Turning to Adjustable Rates
Demand for mortgages is plummeting, as the Mortgage Bankers Association reported total mortgage application volume fell 8.3% last week, compared to seven days prior. Going back a full calendar year, applications were down by half.
Analysts say this is due to rising mortgage rates, as the average 30-year fixed-rate mortgage stands at 5.37%, the highest it’s been since 2009. During the same week in 2021, the average rate was 3.17%. In response, homebuyers are increasingly turning to adjustable-rate mortgages, or ARMs. The ARM share of applications checked in at 9% last week, double what it was in January.
What is an ARM?
The best way to understand adjustable-rate mortgages is by comparing them to fixed-rate loans. When you finance the purchase of property with a fixed-rate mortgage, the interest rate doesn’t change over the life of the loan. By definition, the interest rate fluctuates over time for ARMs.
Sometimes called floating or variable-rate mortgages, the rate for an ARM is periodically reset based on an index or standard benchmark. Often the rate initially agreed upon remains constant for five years, after which it adjusts annually usually as a premium added to a reference rate such as SOFR, the Secured Overnight Financing Rate.
How Buyers Should Prepare
The average rate on a five-year ARM checked in at 4.28% last week, a full percentage point lower than the average 30-year fixed-rate, so it’s not hard to see why they’d be popular. Still, advisors note it’s important to consider the potential downside as well.
Borrowers are typically cautioned they should envision a potential “worst case” scenario before signing on for an ARM. Rather than imagining a 1% or 2% increase after the loan’s initial period, consider the possibility of the rate rising by 3% or 4%. It may seriously impact a borrower’s ability to cover the monthly payments. Also note that some ARMs set a maximum amount for the initial increase, and there can be a lifetime adjustment cap as well.
If you’re seriously considering an adjustable-rate mortgage, it is highly recommended that you know all the facts before making a commitment.

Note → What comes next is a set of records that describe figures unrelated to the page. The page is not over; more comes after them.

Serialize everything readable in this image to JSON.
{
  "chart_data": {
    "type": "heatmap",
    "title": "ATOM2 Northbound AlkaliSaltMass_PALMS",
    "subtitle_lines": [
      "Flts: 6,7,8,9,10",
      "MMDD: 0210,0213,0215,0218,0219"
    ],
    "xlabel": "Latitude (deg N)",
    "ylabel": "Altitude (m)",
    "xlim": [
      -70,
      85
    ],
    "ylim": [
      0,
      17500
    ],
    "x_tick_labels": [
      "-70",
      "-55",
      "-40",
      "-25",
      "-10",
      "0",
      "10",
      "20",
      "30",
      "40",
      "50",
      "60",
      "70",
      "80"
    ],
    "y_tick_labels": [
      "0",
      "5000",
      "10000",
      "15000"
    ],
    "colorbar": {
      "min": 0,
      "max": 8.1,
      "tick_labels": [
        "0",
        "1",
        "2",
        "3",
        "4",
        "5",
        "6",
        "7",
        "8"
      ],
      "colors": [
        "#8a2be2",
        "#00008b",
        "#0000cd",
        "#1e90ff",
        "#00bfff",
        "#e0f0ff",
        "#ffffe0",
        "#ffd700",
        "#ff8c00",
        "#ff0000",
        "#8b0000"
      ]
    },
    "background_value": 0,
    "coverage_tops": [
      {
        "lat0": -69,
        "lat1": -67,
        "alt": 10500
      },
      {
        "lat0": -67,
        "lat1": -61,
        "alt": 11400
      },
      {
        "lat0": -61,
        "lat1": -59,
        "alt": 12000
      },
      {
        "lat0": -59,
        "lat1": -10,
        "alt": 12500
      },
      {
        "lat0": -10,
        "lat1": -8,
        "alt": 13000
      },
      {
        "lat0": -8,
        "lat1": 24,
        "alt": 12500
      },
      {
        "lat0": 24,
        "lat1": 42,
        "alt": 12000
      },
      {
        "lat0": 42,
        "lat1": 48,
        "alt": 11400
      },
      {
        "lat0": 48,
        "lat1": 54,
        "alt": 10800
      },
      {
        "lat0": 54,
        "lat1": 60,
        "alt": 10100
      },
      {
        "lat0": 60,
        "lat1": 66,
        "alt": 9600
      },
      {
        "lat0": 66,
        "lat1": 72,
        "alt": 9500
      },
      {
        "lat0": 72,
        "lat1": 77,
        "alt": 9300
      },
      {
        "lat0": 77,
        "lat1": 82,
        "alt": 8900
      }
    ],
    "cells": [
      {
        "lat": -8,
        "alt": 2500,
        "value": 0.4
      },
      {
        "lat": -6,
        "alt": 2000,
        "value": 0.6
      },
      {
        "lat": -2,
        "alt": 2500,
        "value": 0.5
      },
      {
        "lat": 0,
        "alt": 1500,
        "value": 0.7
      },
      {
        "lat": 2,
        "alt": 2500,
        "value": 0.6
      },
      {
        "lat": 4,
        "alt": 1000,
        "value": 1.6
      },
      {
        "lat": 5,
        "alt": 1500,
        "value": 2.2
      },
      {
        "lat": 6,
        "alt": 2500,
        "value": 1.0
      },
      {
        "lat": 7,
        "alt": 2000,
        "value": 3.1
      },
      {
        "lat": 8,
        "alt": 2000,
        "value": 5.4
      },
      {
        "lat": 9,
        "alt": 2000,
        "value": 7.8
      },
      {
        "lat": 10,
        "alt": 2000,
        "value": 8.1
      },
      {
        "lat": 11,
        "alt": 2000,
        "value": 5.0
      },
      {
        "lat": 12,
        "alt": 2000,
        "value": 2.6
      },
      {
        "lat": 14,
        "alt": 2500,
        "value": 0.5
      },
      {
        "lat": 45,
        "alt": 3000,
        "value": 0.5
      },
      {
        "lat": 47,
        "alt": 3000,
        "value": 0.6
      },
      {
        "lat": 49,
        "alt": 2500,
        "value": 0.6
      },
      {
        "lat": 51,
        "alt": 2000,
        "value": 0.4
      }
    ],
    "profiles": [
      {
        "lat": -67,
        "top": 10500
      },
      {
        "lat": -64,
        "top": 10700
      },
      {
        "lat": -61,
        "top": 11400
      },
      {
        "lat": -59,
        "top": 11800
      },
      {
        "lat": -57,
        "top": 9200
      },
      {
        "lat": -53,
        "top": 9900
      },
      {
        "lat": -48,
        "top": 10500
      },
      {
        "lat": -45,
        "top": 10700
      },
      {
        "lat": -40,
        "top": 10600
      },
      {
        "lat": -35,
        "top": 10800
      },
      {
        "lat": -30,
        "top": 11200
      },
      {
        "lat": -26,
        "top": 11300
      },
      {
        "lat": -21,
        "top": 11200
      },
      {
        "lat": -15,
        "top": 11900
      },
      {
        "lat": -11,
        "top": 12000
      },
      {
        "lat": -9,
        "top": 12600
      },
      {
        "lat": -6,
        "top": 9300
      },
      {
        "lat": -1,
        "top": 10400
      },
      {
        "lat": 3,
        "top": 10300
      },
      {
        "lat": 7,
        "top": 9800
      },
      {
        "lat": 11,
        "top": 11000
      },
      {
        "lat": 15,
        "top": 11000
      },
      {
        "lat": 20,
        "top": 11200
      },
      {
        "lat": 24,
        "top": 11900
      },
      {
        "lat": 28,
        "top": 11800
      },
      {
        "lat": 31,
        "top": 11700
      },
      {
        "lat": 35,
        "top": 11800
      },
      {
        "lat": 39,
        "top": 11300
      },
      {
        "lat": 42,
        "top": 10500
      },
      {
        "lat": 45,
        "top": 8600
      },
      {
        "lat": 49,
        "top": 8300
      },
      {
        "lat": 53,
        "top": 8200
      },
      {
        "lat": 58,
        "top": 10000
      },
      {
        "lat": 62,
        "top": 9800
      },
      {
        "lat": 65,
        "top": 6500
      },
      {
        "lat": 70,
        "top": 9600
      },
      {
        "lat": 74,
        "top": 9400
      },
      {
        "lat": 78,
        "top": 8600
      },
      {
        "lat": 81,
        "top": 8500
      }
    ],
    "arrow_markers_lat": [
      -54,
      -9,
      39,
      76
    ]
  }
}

What’s the limit on how high/low the rate can go, and how often will the rate change?
If your rate reaches the maximum, would you still be able to afford to make payments? When rates change, how quickly will that affect your monthly payment? Calculate all these contingencies with your potential lender.
Each lender is different, so don’t make any assumptions about how your adjustable-rate mortgage will play out. After learning the loan details, you may decide that an ARM is right for you. If you aren’t comfortable with the terms, you might opt for a fixed rate.